Life blood for lasting results


“How am I straitened (pained) till it be accomplished” (Luke 12:50).

“He shall see of the travail of his soul and shall be satisfied” (Isa. 53:11).

Service without sacrifice secures no results, no achievement, no victory that is worth the name. If we would keep our life we shall lose it, but if we empty it out in loving service we shall make it a lasting blessing to the world. No high thing can be done easily or without cost. To be consumed in God’s work as “a living sacrifice” means burning up and burning out; the candle will grow shorter and the battery weaker. That is a true symbol of the consecrated life, which is inscribed on the tomb of Dr. Adam Clarke—a burning candle, with the superscription, “I give light by being myself consumed.” We give light by giving up our lives to Him Who loved us. We are consumed by the zeal of His house while we carry light and salvation to those for whom He died.

(From New Testament Holiness by Thomas Cook. Used by permission of the Epworth Press).

A woman leaving church heavily burdened over the condition of slavery, put up a silent prayer to God to help her in a humble but effective way to smite a blow for the freedom of the slaves. Her answer came through an inspiration to write the book, Uncle Tom’s Cabin, and being a wife and mother, she set out to write it under great difficulties. This is what it cost her: “I suffered exquisitely in writing Uncle Tom’s Cabin,” she tells us. “It may be truly said that I wrote it with my heart’s blood. Many times in writing I thought my health would fail utterly, but I prayed earnestly that God would help me through.” Is it any wonder that her book is still widely read?

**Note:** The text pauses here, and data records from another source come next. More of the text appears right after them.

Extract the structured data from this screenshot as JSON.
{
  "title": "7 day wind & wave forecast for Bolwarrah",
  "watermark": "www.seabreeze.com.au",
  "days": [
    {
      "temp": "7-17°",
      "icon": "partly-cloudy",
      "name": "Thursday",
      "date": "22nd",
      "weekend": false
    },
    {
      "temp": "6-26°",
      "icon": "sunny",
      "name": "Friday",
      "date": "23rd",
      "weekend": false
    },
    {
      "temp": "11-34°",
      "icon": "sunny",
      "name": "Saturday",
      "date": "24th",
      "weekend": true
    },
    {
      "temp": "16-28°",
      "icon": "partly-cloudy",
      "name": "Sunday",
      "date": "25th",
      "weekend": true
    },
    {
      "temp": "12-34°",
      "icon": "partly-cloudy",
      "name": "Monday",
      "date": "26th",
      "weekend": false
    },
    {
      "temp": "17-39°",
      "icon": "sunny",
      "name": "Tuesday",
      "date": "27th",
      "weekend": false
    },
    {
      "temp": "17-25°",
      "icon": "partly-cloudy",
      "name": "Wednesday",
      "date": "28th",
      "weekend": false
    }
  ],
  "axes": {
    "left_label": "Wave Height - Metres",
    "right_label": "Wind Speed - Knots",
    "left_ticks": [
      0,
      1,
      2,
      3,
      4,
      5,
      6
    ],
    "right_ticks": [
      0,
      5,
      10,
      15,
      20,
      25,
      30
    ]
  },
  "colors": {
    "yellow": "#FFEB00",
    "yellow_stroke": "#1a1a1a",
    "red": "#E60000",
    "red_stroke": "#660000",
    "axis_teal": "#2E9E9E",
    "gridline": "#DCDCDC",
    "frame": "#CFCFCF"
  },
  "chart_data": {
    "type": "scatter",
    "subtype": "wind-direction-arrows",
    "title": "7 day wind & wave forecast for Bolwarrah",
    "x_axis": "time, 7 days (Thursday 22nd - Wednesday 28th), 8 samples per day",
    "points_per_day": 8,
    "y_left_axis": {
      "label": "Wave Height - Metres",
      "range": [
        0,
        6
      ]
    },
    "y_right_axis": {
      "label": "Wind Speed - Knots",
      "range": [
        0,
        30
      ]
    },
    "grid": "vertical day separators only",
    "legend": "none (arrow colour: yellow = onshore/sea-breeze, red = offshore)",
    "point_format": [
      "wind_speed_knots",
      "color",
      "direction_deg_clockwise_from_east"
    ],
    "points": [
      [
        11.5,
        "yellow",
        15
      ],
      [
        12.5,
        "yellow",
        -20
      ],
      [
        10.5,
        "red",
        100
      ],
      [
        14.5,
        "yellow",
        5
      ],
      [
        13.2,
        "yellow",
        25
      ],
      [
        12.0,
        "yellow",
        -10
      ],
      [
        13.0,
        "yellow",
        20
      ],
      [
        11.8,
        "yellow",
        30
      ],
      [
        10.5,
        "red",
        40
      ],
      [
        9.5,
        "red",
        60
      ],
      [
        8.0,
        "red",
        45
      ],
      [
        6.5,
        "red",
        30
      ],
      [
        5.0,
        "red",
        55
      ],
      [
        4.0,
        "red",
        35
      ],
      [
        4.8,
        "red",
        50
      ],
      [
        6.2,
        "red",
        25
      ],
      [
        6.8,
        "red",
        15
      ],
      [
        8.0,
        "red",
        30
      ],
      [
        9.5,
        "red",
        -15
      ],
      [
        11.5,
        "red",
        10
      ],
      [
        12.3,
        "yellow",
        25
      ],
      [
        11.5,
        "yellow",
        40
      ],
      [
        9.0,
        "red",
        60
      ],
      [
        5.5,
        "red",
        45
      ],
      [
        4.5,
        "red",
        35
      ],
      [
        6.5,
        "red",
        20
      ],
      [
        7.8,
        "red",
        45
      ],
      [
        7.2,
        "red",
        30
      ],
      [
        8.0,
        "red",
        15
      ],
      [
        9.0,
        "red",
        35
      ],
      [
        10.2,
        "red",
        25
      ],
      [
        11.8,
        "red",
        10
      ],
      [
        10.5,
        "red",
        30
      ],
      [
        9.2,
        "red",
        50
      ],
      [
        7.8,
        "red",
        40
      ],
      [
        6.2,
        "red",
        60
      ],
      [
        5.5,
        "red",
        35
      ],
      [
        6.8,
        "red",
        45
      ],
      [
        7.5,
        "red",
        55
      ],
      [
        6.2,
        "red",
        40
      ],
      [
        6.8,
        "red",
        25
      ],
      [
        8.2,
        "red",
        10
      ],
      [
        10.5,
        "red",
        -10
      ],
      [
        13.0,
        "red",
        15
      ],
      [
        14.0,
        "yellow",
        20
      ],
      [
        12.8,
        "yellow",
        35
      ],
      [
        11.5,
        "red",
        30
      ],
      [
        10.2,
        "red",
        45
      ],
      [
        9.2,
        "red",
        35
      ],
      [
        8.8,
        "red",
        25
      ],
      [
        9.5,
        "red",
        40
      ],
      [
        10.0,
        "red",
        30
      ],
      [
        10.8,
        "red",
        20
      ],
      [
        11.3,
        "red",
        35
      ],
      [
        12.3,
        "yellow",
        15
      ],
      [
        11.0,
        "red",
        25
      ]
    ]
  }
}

Again, how many of us have not been greatly helped through the reading of Hudson Taylor’s life by Mrs. Howard Taylor? Her writings are still blessing many although the author has gone on. Why? She tells us the secret: “How well I understand your feeling about the difference it makes HOW a life is written. This one, good as it is (a biography we had just read), seems to me to stop short of the mark, short of really reproducing in some degree the spiritual power of the life itself. It is one thing to tell about it, is it not, and another to make it, in some sense, live again? That is what I long for so much in your dear father’s life: that it may live again! But that is what it costs. It counts, it is the one thing that counts. But no one knows, except the Lord Himself, all that it costs. And that is what takes TIME, as well as lifeblood. It cannot be done to order. One has to live—not merely think and write. I live in this book and for it in a way no words can tell.”